ArcelorMittal pourrait se séparer de son site de production de Liège en Belgique – le dernier en Wallonie – pour s’assurer le rachat du sidérurgiste italien Ilva. Selon les informations données  par « Lecho.be« , le groupe indien devrait se débarrasser de certains actifs en Europe pour éviter une position dominante sur le continent. Il s’attend en tout cas à ce que les autorités européennes de concurrence lui en fassent la demande. Aucune précision n’est pour l’instant donnée sur les actifs éventuellement concernés. Toujours selon ce journal, on devrait en savoir plus le 21 mai, date à laquelle l’Union européenne devrait rendre sa décision concernant le dossier du géant italien Ilva, le plus grand site de production d’acier en Europe. Outre le site belge, des usines en Italie (Magona), en République Tchèque (Ostrava), en Roumanie (Galati) et au Luxembourg (Dudelange) seraient également concernées.

Paprec reprend Deroo

23 mars 2018

Pour développer son activité dans les Hauts-de-France et étendre son expertise sur l’ensemble de la chaîne du recyclage des déchets, Paprec reprend Deroo société familiale basée à Wizernes dans le Pas-de-Calais. Créée dans les années 50, Deroo est spécialisée dans le recyclage et le transport.

Marc Deroo

Marc Deroo

Le groupe Paprec élargit ses activités avec l’acquisition de l’entreprise familiale Deroo. Composée de 310 personnes, avec un chiffre d’affaires de 48 millions d’euros, cette société fondée en 1951 par Félix Deroo, le grand-père de l’actuel dirigeant, est basée à Wizernes, près de Saint-Omer, dans le Pas-de-Calais. Cette année, le groupe a acquis également Ikos Environnement, qui lui permet de développer ses capacités d’enfouissement pour les déchets ultimes et  ajoute ainsi un nouveau métier à son expertise : la méthanisation.
L’acquisition de Deroo répond à cette même logique : en premier lieu, asseoir sa présence cette fois dans les Hauts-de-France, avec un nouveau centre de recyclage qui complète les trois autres usines de la région (Béthune, Harnes, Quesnoy-sur-Deûle). Le site de Wizernes recycle chaque année 160 000 tonnes de papiers/cartons.  Deroo compte également une activité importante de transport, avec 230 chauffeurs qui sillonnent la région et les pays limitrophes.

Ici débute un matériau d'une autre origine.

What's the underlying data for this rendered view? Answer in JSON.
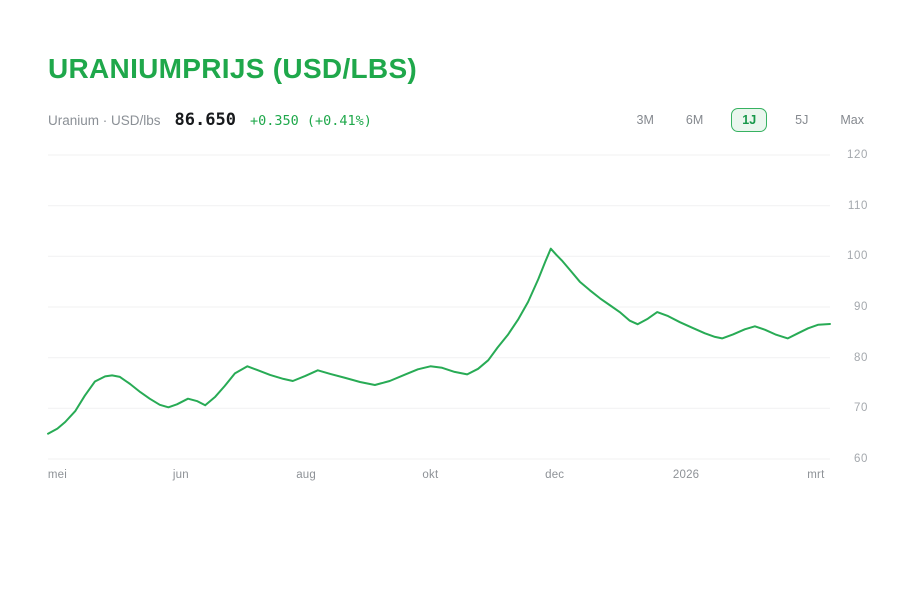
{
  "page": {
    "title": "URANIUMPRIJS (USD/LBS)"
  },
  "quote": {
    "name": "Uranium · USD/lbs",
    "price": "86.650",
    "change": "+0.350 (+0.41%)"
  },
  "ranges": [
    {
      "label": "3M",
      "selected": false
    },
    {
      "label": "6M",
      "selected": false
    },
    {
      "label": "1J",
      "selected": true
    },
    {
      "label": "5J",
      "selected": false
    },
    {
      "label": "Max",
      "selected": false
    }
  ],
  "colors": {
    "accent_green": "#1fa84b",
    "line_green": "#28ab55",
    "selected_bg": "#eaf6ee",
    "selected_border": "#37b261",
    "text_dark": "#17191c",
    "text_gray": "#8b9096",
    "axis_gray": "#a4a8ad",
    "grid": "#f1f1f2"
  },
  "chart_data": {
    "type": "line",
    "title": "URANIUMPRIJS (USD/LBS)",
    "ylabel": "USD/lbs",
    "ylim": [
      60,
      120
    ],
    "y_ticks": [
      120,
      110,
      100,
      90,
      80,
      70,
      60
    ],
    "x_ticks": [
      {
        "label": "mei",
        "pos": 0.012
      },
      {
        "label": "jun",
        "pos": 0.17
      },
      {
        "label": "aug",
        "pos": 0.33
      },
      {
        "label": "okt",
        "pos": 0.489
      },
      {
        "label": "dec",
        "pos": 0.648
      },
      {
        "label": "2026",
        "pos": 0.816
      },
      {
        "label": "mrt",
        "pos": 0.982
      }
    ],
    "grid": "horizontal",
    "legend": "none",
    "series": [
      {
        "name": "Uranium USD/lbs",
        "color": "#28ab55",
        "points": [
          [
            0.0,
            65.0
          ],
          [
            0.012,
            66.0
          ],
          [
            0.022,
            67.3
          ],
          [
            0.035,
            69.5
          ],
          [
            0.047,
            72.5
          ],
          [
            0.06,
            75.3
          ],
          [
            0.073,
            76.3
          ],
          [
            0.082,
            76.5
          ],
          [
            0.092,
            76.2
          ],
          [
            0.105,
            74.8
          ],
          [
            0.118,
            73.2
          ],
          [
            0.13,
            71.9
          ],
          [
            0.143,
            70.7
          ],
          [
            0.154,
            70.2
          ],
          [
            0.165,
            70.8
          ],
          [
            0.179,
            71.9
          ],
          [
            0.191,
            71.4
          ],
          [
            0.201,
            70.6
          ],
          [
            0.214,
            72.3
          ],
          [
            0.226,
            74.4
          ],
          [
            0.239,
            76.9
          ],
          [
            0.255,
            78.3
          ],
          [
            0.267,
            77.6
          ],
          [
            0.284,
            76.6
          ],
          [
            0.301,
            75.8
          ],
          [
            0.313,
            75.4
          ],
          [
            0.329,
            76.4
          ],
          [
            0.345,
            77.5
          ],
          [
            0.361,
            76.8
          ],
          [
            0.38,
            76.0
          ],
          [
            0.399,
            75.2
          ],
          [
            0.418,
            74.6
          ],
          [
            0.437,
            75.4
          ],
          [
            0.457,
            76.7
          ],
          [
            0.473,
            77.7
          ],
          [
            0.489,
            78.3
          ],
          [
            0.504,
            78.0
          ],
          [
            0.52,
            77.2
          ],
          [
            0.536,
            76.7
          ],
          [
            0.55,
            77.8
          ],
          [
            0.563,
            79.5
          ],
          [
            0.575,
            82.0
          ],
          [
            0.588,
            84.5
          ],
          [
            0.601,
            87.5
          ],
          [
            0.614,
            91.0
          ],
          [
            0.627,
            95.5
          ],
          [
            0.636,
            99.0
          ],
          [
            0.643,
            101.5
          ],
          [
            0.65,
            100.3
          ],
          [
            0.657,
            99.2
          ],
          [
            0.668,
            97.2
          ],
          [
            0.68,
            95.0
          ],
          [
            0.693,
            93.3
          ],
          [
            0.706,
            91.7
          ],
          [
            0.719,
            90.3
          ],
          [
            0.732,
            88.9
          ],
          [
            0.744,
            87.3
          ],
          [
            0.754,
            86.6
          ],
          [
            0.767,
            87.7
          ],
          [
            0.779,
            89.0
          ],
          [
            0.793,
            88.2
          ],
          [
            0.808,
            87.0
          ],
          [
            0.824,
            85.9
          ],
          [
            0.84,
            84.8
          ],
          [
            0.853,
            84.1
          ],
          [
            0.862,
            83.8
          ],
          [
            0.876,
            84.6
          ],
          [
            0.891,
            85.6
          ],
          [
            0.904,
            86.2
          ],
          [
            0.917,
            85.5
          ],
          [
            0.93,
            84.6
          ],
          [
            0.946,
            83.8
          ],
          [
            0.959,
            84.8
          ],
          [
            0.972,
            85.8
          ],
          [
            0.985,
            86.5
          ],
          [
            1.0,
            86.65
          ]
        ]
      }
    ]
  }
}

Paprec N°1 du recyclage du papier-carton

Paprec N°1 du recyclage du papier-carton

Avec ses quatre usines de recyclage, un centre d’expertise  à Pont-Sainte-Maxence (dans l’Oise), une Installation de stockage de déchets non dangereux à Bimont (dans le Pas-de-Calais) et six sites Coved Environnement, plus de 1000 personnes du groupe Paprec travaillent en région Hauts-de-France dans le traitement des déchets. « En 25 ans, Paprec est devenu le premier acteur indépendant de l’ensemble de la gestion des déchets ; le groupe s’inscrit pleinement dans la transition écologique en assurant à ses 45 000 clients industriels et 1200 collectivités la valorisation la plus complète possible des déchets qui lui sont confiés en privilégiant la solution recyclage », souligne Jean-Luc Petithuguenin, Président-Fondateur de Paprec Group. « Les appels d’offres désormais sont nationaux et multi-matériaux : pour répondre, il fallait que nous nous adossions à un grand groupe », constate Marc Deroo. Le dirigeant, âgé de 65 ans poursuit « Je voulais aussi assurer un avenir à nos salariés, il était important pour moi de trouver un bon partenaire. Avec mon fils, Gauthier, j’accompagnerai le groupe Paprec dans les prochaines années pour assurer une transition réussie », poursuit le petit-fils du créateur.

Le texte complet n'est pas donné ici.